Em uma possível segunda rodada nas eleições presidenciais de 2026, o atual presidente Luiz Inácio Lula da Silva (PT) estaria empatado com pelo menos cinco potenciais concorrentes ao cargo: Tarcísio de Freitas (Republicanos), Michelle Bolsonaro (PL), Ratinho Jr. (PSD), Eduardo Leite (PSD) e Jair Bolsonaro (PL), que se encontra inelegível. Os dados são provenientes de uma pesquisa da Quaest, divulgada nesta quinta-feira (5 de junho), que entrevistou 2.004 pessoas entre os dias 29 de maio e 1º de junho.
No levantamento anterior, publicado em abril, Lula liderava as intenções de voto em relação aos outros candidatos, empatando apenas com o ex-presidente Bolsonaro. Agora, ambos aparecem com 41% cada, considerando uma margem de erro de dois pontos percentuais.
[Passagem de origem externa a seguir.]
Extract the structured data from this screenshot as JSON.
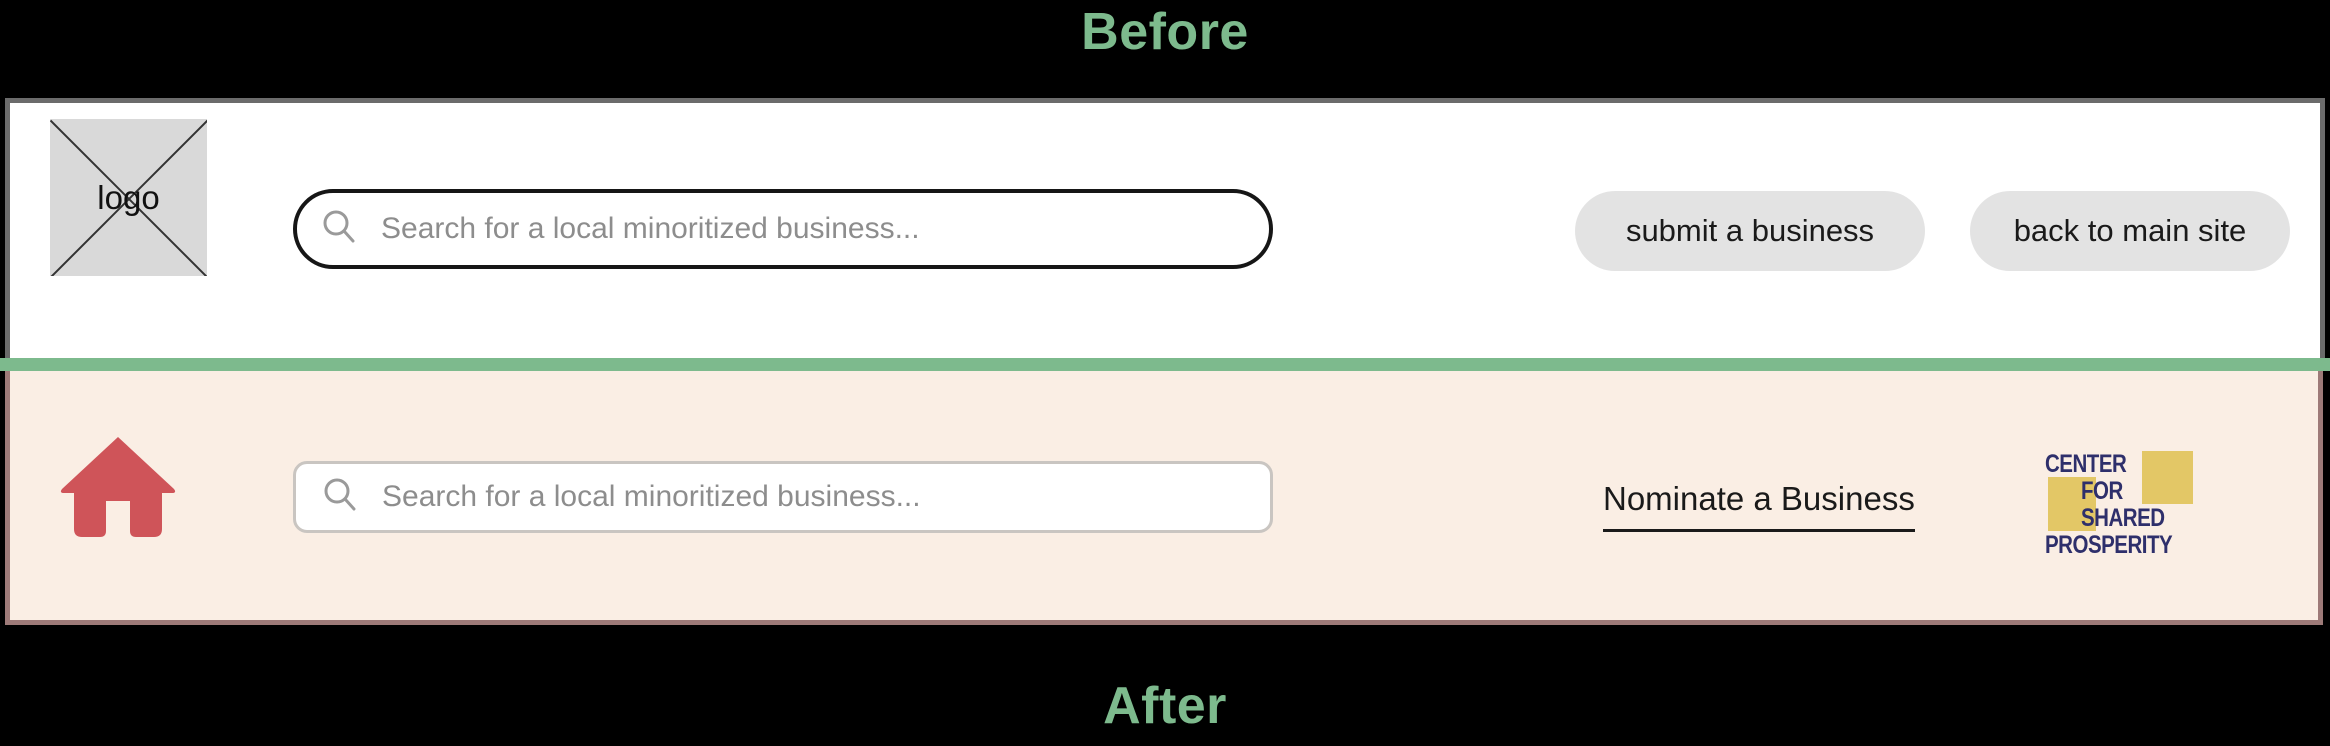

Em uma disputa com o governador de São Paulo, Tarcísio de Freitas, Lula teria 41% das preferências, enquanto Tarcísio ficaria com 40%. Um empate técnico também seria observado na comparação com Michelle Bolsonaro, que teria 39%, contra 43% de Lula. Ao enfrentar o governador paranaense, Ratinho Júnior, Lula também registraria 40%, enquanto Ratinho ficaria com 38%. Com o governador do Rio Grande do Sul, Eduardo Leite, Lula obteria 40% dos votos, em comparação com 36% para Eduardo.
O cientista político Felipe Nunes, CEO da Quaest, comentou que o resultado da pesquisa indica uma mudança significativa, mostrando que a insatisfação com o governo está começando a se refletir na rejeição a Lula, favorecendo as candidaturas potenciais que podem suceder Bolsonaro. Ele enfatizou que todos os candidatos mostram crescimento ou estão empatados com Lula nas intenções de voto. Destacou também o desempenho de Eduardo Leite, que foi testado pela primeira vez entre os possíveis candidatos.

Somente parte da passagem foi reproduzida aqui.